Sunday, 15 May 2016

The Technique of Sales Analysis You must know

Every financial manager or business owner strives to know where the sales or revenues are at. The life blood of any business is sales which translate into cash flow. In many cases, and certainly it's not a good thing, as other issues such as rising interest rates, material costs, and, in general, overall solvency can be masked or hidden temporarily by the revenue or sales growth .

Year over year or this month's sales to last month, often sales is compare. To compare the revenues by setting up a time frame in mind to a previous period; year ago, month ago, etc is intuitive for the owner.

In the context of other aspects of the business, sales revenue needs to be studied by the business owner. To enable the business owner from the viewpoint of ratios to understand overall financial importance there are some ways to look at sales. Sales have been referred to as the lifeblood of the company. Thus, to the toolkit of understanding the business, that meaningful Salesinventory analysis should be a great additional.

Growth viewpoint is the easiest and most basic way to view sales. The calculation is very simple. The sales revenue of the year, minus sales revenue last year, and divided by sales revenue last year - by multiplying that by 100 percentage of sales growth number is calculated. Hopefully achieving upward sales growth the calculation is best charted in the context of a company. The overall number becomes much more meaningful over a number of years, when a business owner plots or charts this number over a longer period. The company might be doing a bit more poorly when inflation is taken into account, if sales growth is flat.

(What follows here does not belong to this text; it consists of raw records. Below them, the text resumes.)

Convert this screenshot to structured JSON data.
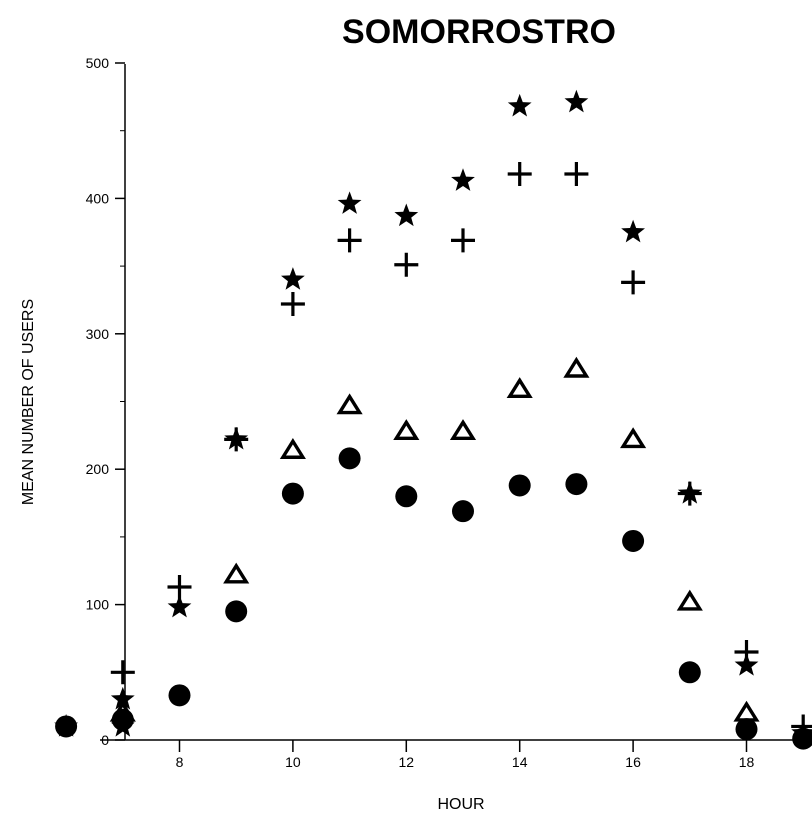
{
  "chart_data": {
    "type": "scatter",
    "title": "SOMORROSTRO",
    "xlabel": "HOUR",
    "ylabel": "MEAN NUMBER OF USERS",
    "xlim": [
      6,
      19
    ],
    "ylim": [
      0,
      500
    ],
    "xticks": [
      8,
      10,
      12,
      14,
      16,
      18
    ],
    "yticks": [
      0,
      100,
      200,
      300,
      400,
      500
    ],
    "grid": false,
    "legend": "none",
    "series": [
      {
        "marker": "star",
        "color": "#000000",
        "points": [
          [
            6,
            10
          ],
          [
            7,
            10
          ],
          [
            7,
            30
          ],
          [
            8,
            98
          ],
          [
            9,
            222
          ],
          [
            10,
            340
          ],
          [
            11,
            396
          ],
          [
            12,
            387
          ],
          [
            13,
            413
          ],
          [
            14,
            468
          ],
          [
            15,
            471
          ],
          [
            16,
            375
          ],
          [
            17,
            182
          ],
          [
            18,
            55
          ],
          [
            19,
            5
          ]
        ]
      },
      {
        "marker": "plus",
        "color": "#000000",
        "points": [
          [
            7,
            50
          ],
          [
            8,
            113
          ],
          [
            9,
            222
          ],
          [
            10,
            322
          ],
          [
            11,
            369
          ],
          [
            12,
            351
          ],
          [
            13,
            369
          ],
          [
            14,
            418
          ],
          [
            15,
            418
          ],
          [
            16,
            338
          ],
          [
            17,
            182
          ],
          [
            18,
            65
          ],
          [
            19,
            10
          ]
        ]
      },
      {
        "marker": "triangle",
        "color": "#000000",
        "points": [
          [
            7,
            20
          ],
          [
            9,
            122
          ],
          [
            10,
            214
          ],
          [
            11,
            247
          ],
          [
            12,
            228
          ],
          [
            13,
            228
          ],
          [
            14,
            259
          ],
          [
            15,
            274
          ],
          [
            16,
            222
          ],
          [
            17,
            102
          ],
          [
            18,
            20
          ]
        ]
      },
      {
        "marker": "circle",
        "color": "#000000",
        "points": [
          [
            6,
            10
          ],
          [
            7,
            15
          ],
          [
            8,
            33
          ],
          [
            9,
            95
          ],
          [
            10,
            182
          ],
          [
            11,
            208
          ],
          [
            12,
            180
          ],
          [
            13,
            169
          ],
          [
            14,
            188
          ],
          [
            15,
            189
          ],
          [
            16,
            147
          ],
          [
            17,
            50
          ],
          [
            18,
            8
          ],
          [
            19,
            1
          ]
        ]
      }
    ]
  }
}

There is a danger of fast growth to the companies. Therefore, based on their current financial position, business owners might want to calculate the rate of their growth. The calculation goes this way. To get the calculation in percentage the gross income of the company divided by last years retained earnings, and then multiplied by 100. The firm might not be able to sustain this growth, if the growth rate in sales is faster than our affordable growth rate. That is of course as receivables; Sales inventory analysis and assets that need to be financed will be needed by the company.